Inert Detritus The Internet's dust bunnies

8 August 2006 @ 11am

The Wisdom of Crowds: Wikipedia, Vandalism, and Free Information

Wikipedia has a single, overarching goal: to create a free encyclopedia.

Wikipedia depends on volunteer contributions of knowledge for its content. To make this easy for anyone to do, Wikipedia is very accepting of new material: complete strangers, such as myself, can log onto Wikipedia at any time, from any internet connection in the world, and write about something we think is worthy of encyclopedic inclusion. 

As great as Wikipedia’s free and open nature are for contributing and editing, it is also its Achilles’ heel. Material can be removed as easily as it can be added, and this the tool that Wikipedia vandals use for their handiwork.

Wikipedia is continually vandalized. News coverage of Wikipedia often centers not on the collaborative work of millions of editors, but on the subversive goals of a malicious few, each bent on achieving their 15 seconds of fame. Vandalism is incredibly easy to accomplish: edit an article, pick something you want to change, and hit submit.
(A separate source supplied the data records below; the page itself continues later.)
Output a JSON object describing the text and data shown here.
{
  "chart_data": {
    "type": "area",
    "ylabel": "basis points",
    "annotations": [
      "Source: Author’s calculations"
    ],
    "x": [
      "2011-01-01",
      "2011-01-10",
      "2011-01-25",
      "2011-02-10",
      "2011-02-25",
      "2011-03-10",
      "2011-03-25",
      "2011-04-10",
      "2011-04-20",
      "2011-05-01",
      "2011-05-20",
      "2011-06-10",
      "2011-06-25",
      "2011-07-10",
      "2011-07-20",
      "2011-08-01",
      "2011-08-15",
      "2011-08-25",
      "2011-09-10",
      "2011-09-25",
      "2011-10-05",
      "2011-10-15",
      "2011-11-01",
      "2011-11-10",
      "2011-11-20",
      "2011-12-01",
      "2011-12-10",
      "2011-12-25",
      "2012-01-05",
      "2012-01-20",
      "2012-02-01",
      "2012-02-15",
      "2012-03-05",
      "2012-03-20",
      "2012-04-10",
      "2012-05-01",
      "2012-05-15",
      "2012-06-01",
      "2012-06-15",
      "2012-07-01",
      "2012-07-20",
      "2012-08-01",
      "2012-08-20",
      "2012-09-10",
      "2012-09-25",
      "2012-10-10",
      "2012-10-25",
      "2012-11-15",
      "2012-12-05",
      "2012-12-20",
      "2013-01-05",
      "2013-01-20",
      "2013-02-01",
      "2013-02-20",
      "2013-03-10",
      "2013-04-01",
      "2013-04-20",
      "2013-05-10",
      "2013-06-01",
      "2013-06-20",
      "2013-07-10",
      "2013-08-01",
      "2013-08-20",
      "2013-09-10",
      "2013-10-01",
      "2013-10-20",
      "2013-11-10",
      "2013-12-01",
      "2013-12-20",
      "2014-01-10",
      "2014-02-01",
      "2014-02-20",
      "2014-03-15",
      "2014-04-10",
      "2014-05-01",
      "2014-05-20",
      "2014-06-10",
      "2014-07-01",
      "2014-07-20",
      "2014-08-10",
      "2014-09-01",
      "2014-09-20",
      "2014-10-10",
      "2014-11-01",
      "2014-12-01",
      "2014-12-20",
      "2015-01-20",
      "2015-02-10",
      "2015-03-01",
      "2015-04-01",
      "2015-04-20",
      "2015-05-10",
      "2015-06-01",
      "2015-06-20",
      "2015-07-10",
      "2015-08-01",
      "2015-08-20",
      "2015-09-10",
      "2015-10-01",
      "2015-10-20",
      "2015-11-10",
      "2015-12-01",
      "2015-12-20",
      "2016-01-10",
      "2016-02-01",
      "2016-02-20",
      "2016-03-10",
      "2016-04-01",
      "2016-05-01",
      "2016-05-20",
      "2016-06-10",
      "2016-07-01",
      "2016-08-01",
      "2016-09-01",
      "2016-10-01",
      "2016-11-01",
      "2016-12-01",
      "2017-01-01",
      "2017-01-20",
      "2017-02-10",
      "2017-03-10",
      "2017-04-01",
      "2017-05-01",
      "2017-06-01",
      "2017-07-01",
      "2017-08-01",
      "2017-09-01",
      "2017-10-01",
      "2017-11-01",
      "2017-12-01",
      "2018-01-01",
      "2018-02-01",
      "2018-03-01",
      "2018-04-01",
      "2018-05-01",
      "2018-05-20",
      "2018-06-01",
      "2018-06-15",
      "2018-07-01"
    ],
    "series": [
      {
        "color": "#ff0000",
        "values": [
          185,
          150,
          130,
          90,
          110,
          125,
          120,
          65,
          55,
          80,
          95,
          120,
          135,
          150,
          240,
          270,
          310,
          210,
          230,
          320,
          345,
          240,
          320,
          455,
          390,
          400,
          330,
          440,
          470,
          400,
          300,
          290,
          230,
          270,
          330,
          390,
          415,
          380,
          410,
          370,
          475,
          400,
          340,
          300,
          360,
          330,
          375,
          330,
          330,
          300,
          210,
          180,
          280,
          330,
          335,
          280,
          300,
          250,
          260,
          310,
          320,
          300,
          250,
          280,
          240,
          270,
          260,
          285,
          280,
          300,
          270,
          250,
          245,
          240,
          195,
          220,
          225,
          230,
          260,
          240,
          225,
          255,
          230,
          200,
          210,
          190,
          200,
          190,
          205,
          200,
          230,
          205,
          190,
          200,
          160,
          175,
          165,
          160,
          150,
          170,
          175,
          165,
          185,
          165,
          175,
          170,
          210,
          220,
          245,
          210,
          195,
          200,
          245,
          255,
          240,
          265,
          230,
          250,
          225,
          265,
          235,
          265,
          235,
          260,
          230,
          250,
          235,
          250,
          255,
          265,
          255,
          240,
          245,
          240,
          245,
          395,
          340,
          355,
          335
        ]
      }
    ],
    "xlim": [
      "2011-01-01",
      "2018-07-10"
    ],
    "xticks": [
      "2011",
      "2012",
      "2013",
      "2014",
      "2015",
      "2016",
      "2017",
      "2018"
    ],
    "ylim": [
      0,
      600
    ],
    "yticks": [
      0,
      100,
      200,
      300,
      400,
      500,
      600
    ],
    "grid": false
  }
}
Editors of Wikipedia perform a wide variety of tasks. Most research the topics discussed, providing references to academic papers, news items, or other third party sources. Some grammar nazis are at home in the semi-literate Wikipedian world, where everything is in need of a good copy-edit.

I prefer to patrol the new users and pages feeds. I watch over newly created pages, keeping people from creating articles about a house party they held, or their ex-girlfriend whom they hate. I also watch edits made by new users. New accounts are often the tool of choice for vandals: why bother to make hundreds of constructive edits, then throw away your account on vandalism? You gain no “benefit of the doubt” in administrators’ minds by constructively contributing, and so, vandals simply create throwaway accounts to etch their graffiti far and wide.

Coverage of Wikipedia also occasionally questions some of the more sweeping edits made in Wikipedia. Editors have made plenty of bad edits in the past, and more than a few administrators have made decisions which fell on the wrong side of an issue or dispute. However, most, if not all such mistakes, are recognized and discussed, and a consensus is often reached that falls on the right side of the debate.

In the end, Wikipedia’s greatest strength and weakness are one and the same. The best tools the community has to handling vandals and correcting mistakes have all ready been developed. While Wikipedia is not and will never be universally accepted in academia and business as an authorative source, it remains a valuable collection of information and knowledge not available elsewhere.